“Why don’t you take off your coat and stay awhile?”
I couldn’t get my friend’s words out of my mind. I had been in my new home for four months and still my walls were bare. It was time.
We spent all day Saturday hanging photos up the stairwell, decorating the top of the piano, getting the right tools and wine-colored candles for the candelabra in the living room. I still had work to do, but I felt a wave of satisfaction every time I passed one of my newly decorated walls. I was settling in.
By Monday, the satisfaction had dissolved into gloom. It was my day off, but all day my mind was running wild with everything I still had to do, questions I still had to answer, people who still needed my help. Emails and texts were flying with work problems that couldn’t wait and I found myself growing increasingly tense as my Sabbath day ticked by and, instead of feeling rested and prepared for the week, I felt exhausted and grumpy.
How is it possible, I wondered, to go back and forth so quickly from joy and satisfaction to frustration and fatigue? I remembered my spiritual director reminding me that times of transition can be chaotic—it’s normal to feel emotions run wild in times of drastic change.

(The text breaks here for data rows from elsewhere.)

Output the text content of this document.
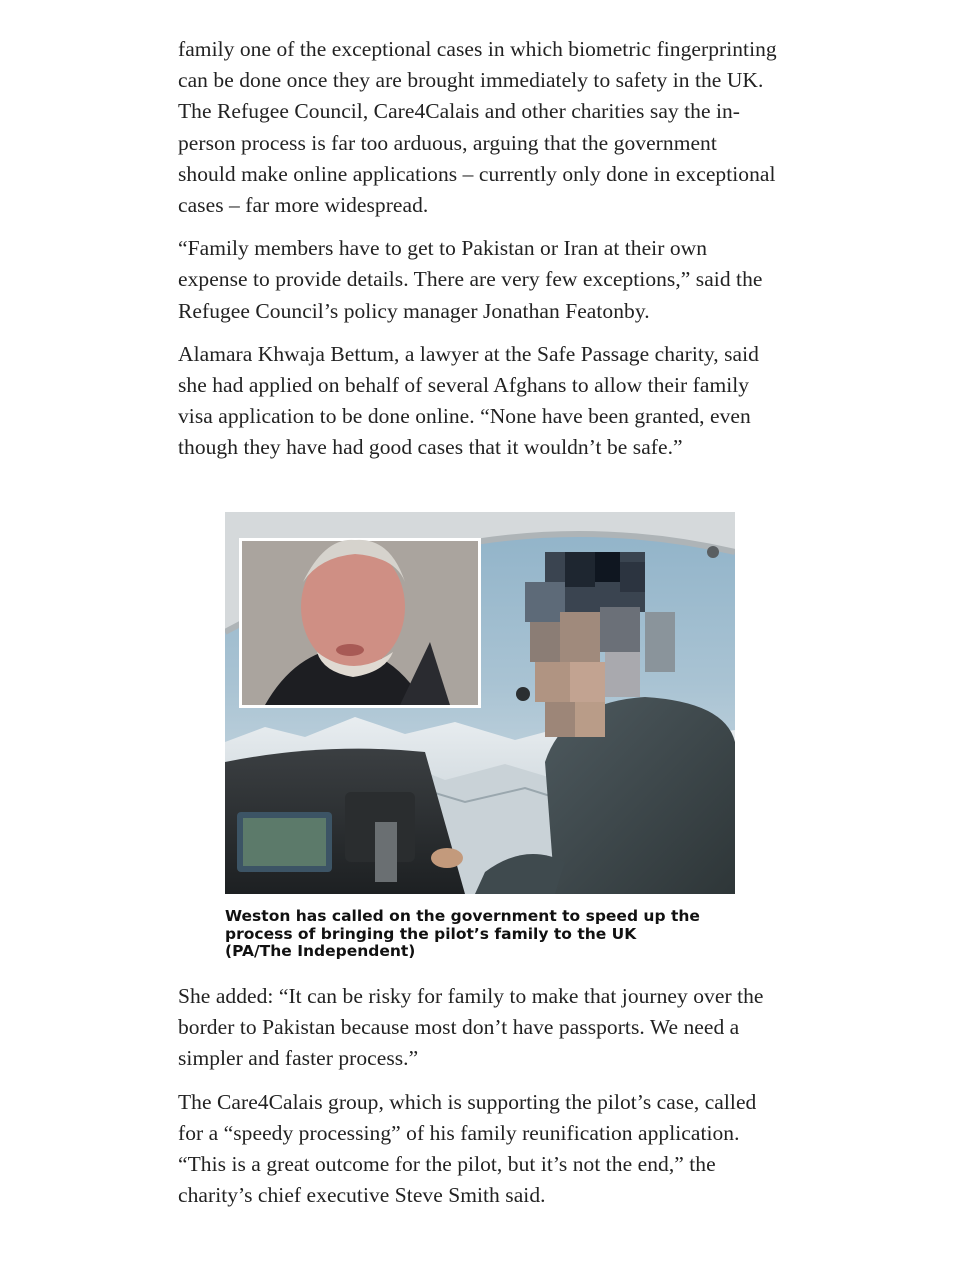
family one of the exceptional cases in which biometric fingerprinting can be done once they are brought immediately to safety in the UK. The Refugee Council, Care4Calais and other charities say the in-person process is far too arduous, arguing that the government should make online applications – currently only done in exceptional cases – far more widespread.

“Family members have to get to Pakistan or Iran at their own expense to provide details. There are very few exceptions,” said the Refugee Council’s policy manager Jonathan Featonby.

Alamara Khwaja Bettum, a lawyer at the Safe Passage charity, said she had applied on behalf of several Afghans to allow their family visa application to be done online. “None have been granted, even though they have had good cases that it wouldn’t be safe.”

Weston has called on the government to speed up the process of bringing the pilot’s family to the UK (PA/The Independent)

She added: “It can be risky for family to make that journey over the border to Pakistan because most don’t have passports. We need a simpler and faster process.”

The Care4Calais group, which is supporting the pilot’s case, called for a “speedy processing” of his family reunification application. “This is a great outcome for the pilot, but it’s not the end,” the charity’s chief executive Steve Smith said.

It was time to take charge of the chaos in my mind. I lit the candles around my living room, thankful I had taken the time to decorate. I sat down with my journal and began to pour out my heart to God, the good and the bad, the joy and sorrow, the times of feeling at home and the times of feeling lost. I closed my eyes to meditate and heard God’s invitation: Why don’t you take off your coat and stay awhile?
The chaos and uncertainty weren’t going anywhere, I realized. I could continue to fight it, to struggle to find balance and order, or I could settle into the chaos and accept that sometimes life is like that. God was present, even in the chaos.
As I felt a peace begin to tip-toe into my heart, I slowly came back to awareness of the room around me. A steady “drip-drip-drip” was coming from near the fireplace.
I startled and jumped to my feet, dashing across the room to discover that one of the candles on my newly hung candelabra had tipped sideways and had, apparently, been dripping for some time. Wine-colored wax covered the wall, the floor, the armchair.
As I sank to the floor, gentling trying to scrape wax off the wood, I fought tears. This was exactly the kind of day I had been having. I couldn’t even meditate on settling into the chaos without—
Suddenly I began to laugh. The chaos wasn’t going anywhere anytime soon. Sometimes life is like that. Why don’t you take off your coat and stay awhile?